O irmão mais velho de Martin Short morreu num acidente de viação quando tinha doze anos. A mãe morreu de cancro aos dezassete anos dele, o pai de AVC aos vinte, e a mulher Nancy Dolman de cancro do ovário no ano em que Short completou sessenta. Apesar destas perdas familiares acumuladas, todos os colaboradores que alguma vez trabalharam com ele — de Steve Martin a John Mulaney — descrevem a alegria de Short como o traço mais estável do seu caráter profissional.

Martin Short: Uma Vida de Comédia é o documentário que coloca uma pergunta nunca antes formulada de frente: o que custou esta alegria a Short e como é que ele a construiu?

A tentação, perante um humorista como Short, é resolver o enigma chamando-lhe “temperamento”. A ideia parece evidente: Short é divertido, chega a cada set com energia.
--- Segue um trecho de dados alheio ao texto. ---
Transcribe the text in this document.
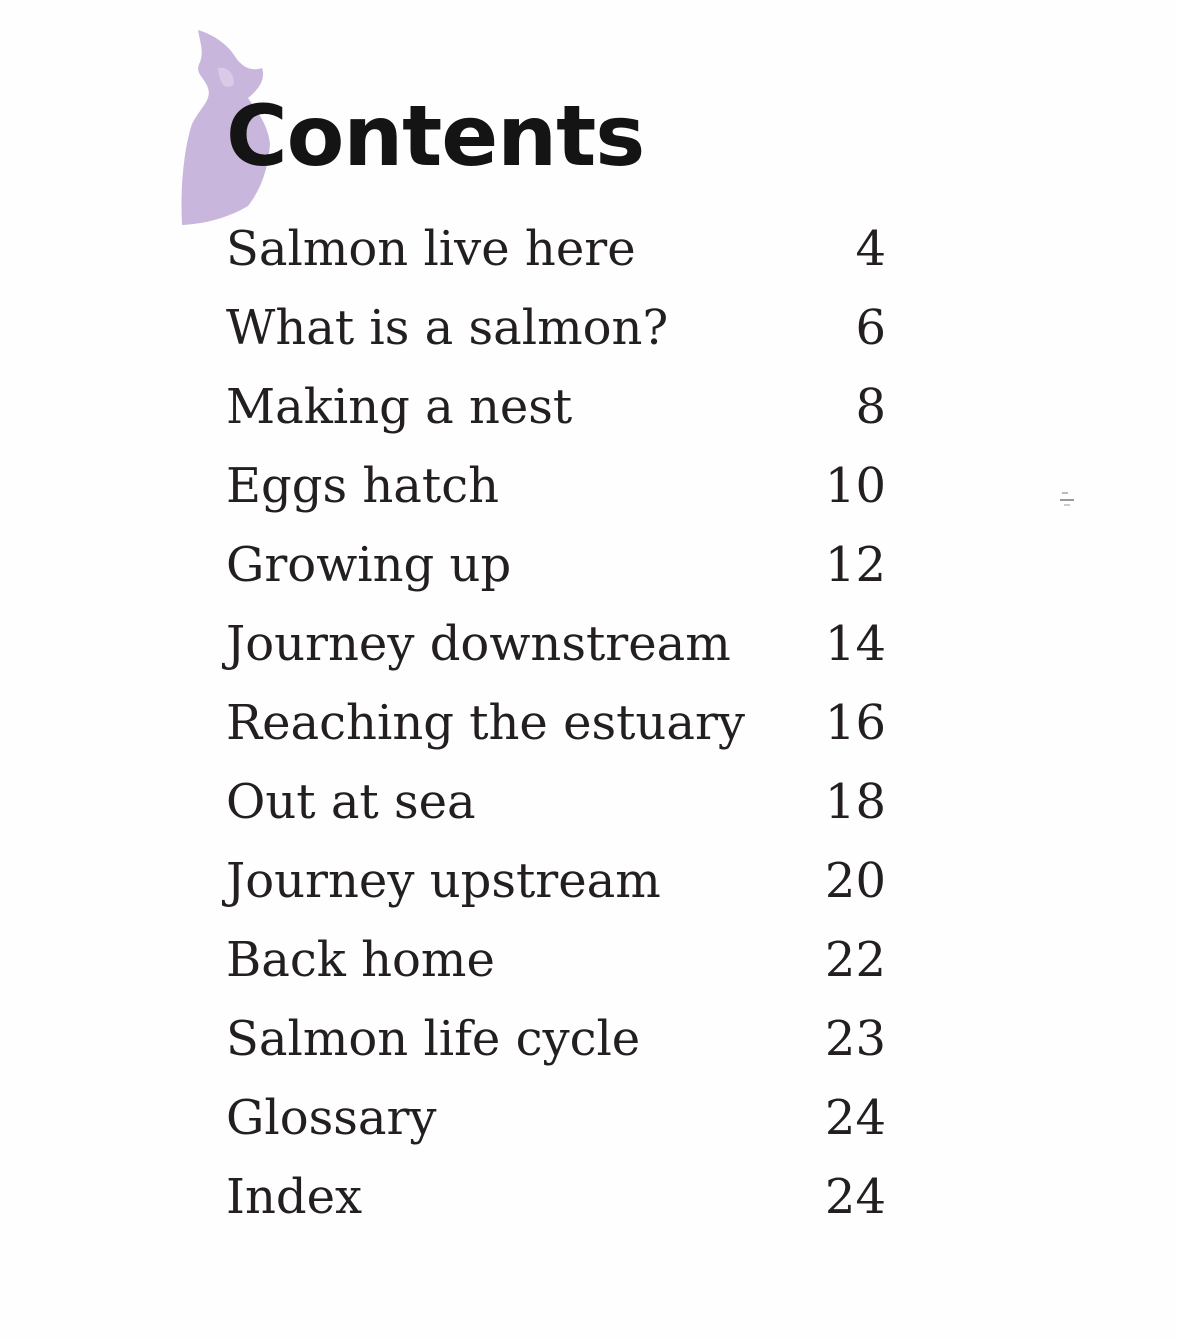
Contents
Salmon live here	4
What is a salmon?	6
Making a nest	8
Eggs hatch	10
Growing up	12
Journey downstream 14
Reaching the estuary 16
Out at sea	18
Journey upstream	20
Back home	22
Salmon life cycle	23
Glossary	24
Index	24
Parece auto-explicativa.

O filme de Lawrence Kasdan recusa esta leitura desde a primeira sequência. Documenta a alegria como algo que Short treinou e continua a interpretar com a disciplina de um ator de teatro que, há cinquenta anos, cumpre todas as noites, à hora certa, o seu número das onze.

Steve Martin abre o filme com uma frase que parece graça e é, na realidade, tese: “se Marty não puder ir, cancela-se a festa”. A frase não descreve o temperamento de Short. Descreve o valor profissional da fiabilidade — ser o mais divertido em cada sala, à hora certa, durante cinquenta anos.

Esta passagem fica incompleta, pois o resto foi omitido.